While it may seem that most of those with very high income have high IQ’s, the converse is not necessarily true. That is, there may be many people of very high IQ who do not have a high income. In fact, there is something strange in the relationship between IQ and income in the high-IQ group. During a dinner debate with Amy Chua (known as “Tiger Mom”) Larry Summers, President of Harvard from 2001–2006, quipped, “At Harvard, the A students tend to become professors and the C students become wealthy donors.”

Summers’ facetious comment actually carries more than a grain of truth, and it challenges the assumption that high intelligence necessarily results in high income. Among the crème de la crème in the intellectual arena are those gifted students who win medals in the mathematics olympiads and the collegiate Putnam Competition.

Many of these go on to win a Fields Medal or a Nobel Prize. But what are their career trajectories? Table 9–3 reproduced from my book on intelligence, provides a snapshot of the careers of 11 Mathematics Olympiad medal winners, between 10 and 20 years after their victories.

The information in Table 9–3 was compiled from A Mathematical Mosaic: Patterns & Problem Solving by Ravi Vakil, Professor of Mathematics at Stanford.

Vakil, himself an Olympiad winner par excellence, won a Silver Medal in 1986 at the International Mathematical Olympiad (IMO) in Warsaw, a Gold Medal at the IMO in Havana in 1987, and another in Canberra in 1988. As if dominating mathematics wasn’t enough, he also won first prize in the Canadian Association of Physics Competition and led his high school computer team to three Ontario championships. During his undergraduate years, he placed among the top 5 competitors in the prestigious William Lowell Putnam Mathematical Competition, earning him the top award of “Putnam Fellow” in each year. Since its inception in 1938, only 8 competitors have been able to achieve this amazing feat. His stellar performance prompted the San Francisco Chronicle to describe him as “a legend in the world of math competitions.”

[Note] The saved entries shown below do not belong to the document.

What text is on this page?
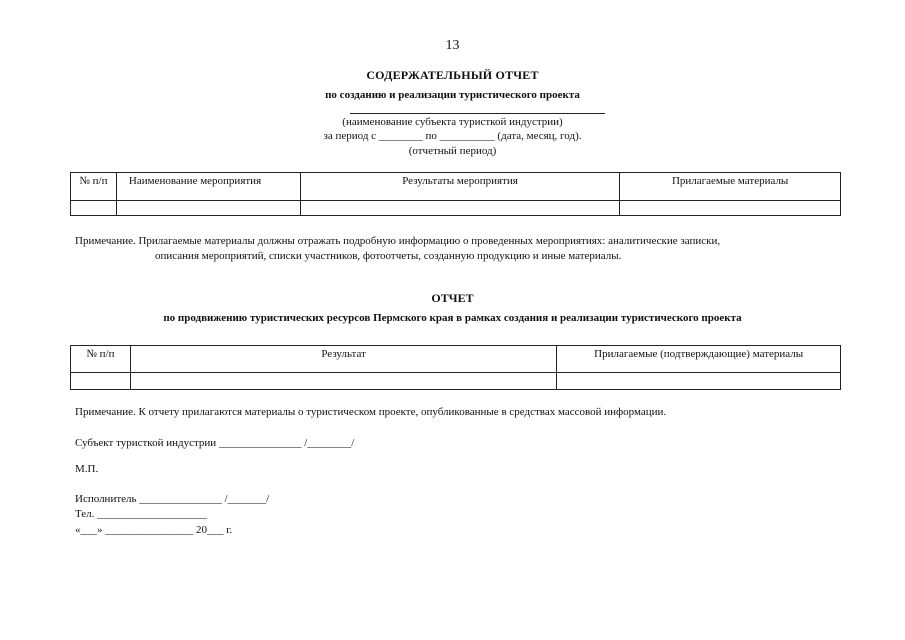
13
СОДЕРЖАТЕЛЬНЫЙ ОТЧЕТ
по созданию и реализации туристического проекта
(наименование субъекта туристкой индустрии)
за период с ________ по __________ (дата, месяц, год).
(отчетный период)
№ п/п	Наименование мероприятия	Результаты мероприятия	Прилагаемые материалы

Примечание. Прилагаемые материалы должны отражать подробную информацию о проведенных мероприятиях: аналитические записки,
описания мероприятий, списки участников, фотоотчеты, созданную продукцию и иные материалы.
ОТЧЕТ
по продвижению туристических ресурсов Пермского края в рамках создания и реализации туристического проекта
№ п/п	Результат	Прилагаемые (подтверждающие) материалы

Примечание. К отчету прилагаются материалы о туристическом проекте, опубликованные в средствах массовой информации.
Субъект туристкой индустрии _______________ /________/
М.П.
Исполнитель _______________ /_______/
Тел. ____________________
«___» ________________ 20___ г.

We observe that, except for Richard Rusczyk, none of the uniquely talented high-IQ people displayed in Table 9-3 are entrepreneurs. Though they all have incomes that are significantly higher than average, they are not likely to become billionaires. The implicit assumption in the challenge, “If you’re so smart, why ain’t you rich?” is that everyone wants to be rich and those who aren’t have failed. On the contrary, those of high intelligence often have very different goals, aspiring to solve a famous unsolved mathematical problem, to construct a paradigm that changes how we understand our world, or to write an engaging novel. A tenured professorship at a prestigious university provides enough income for a very comfortable lifestyle, and more importantly, enables an individual to pursue an intellectual passion.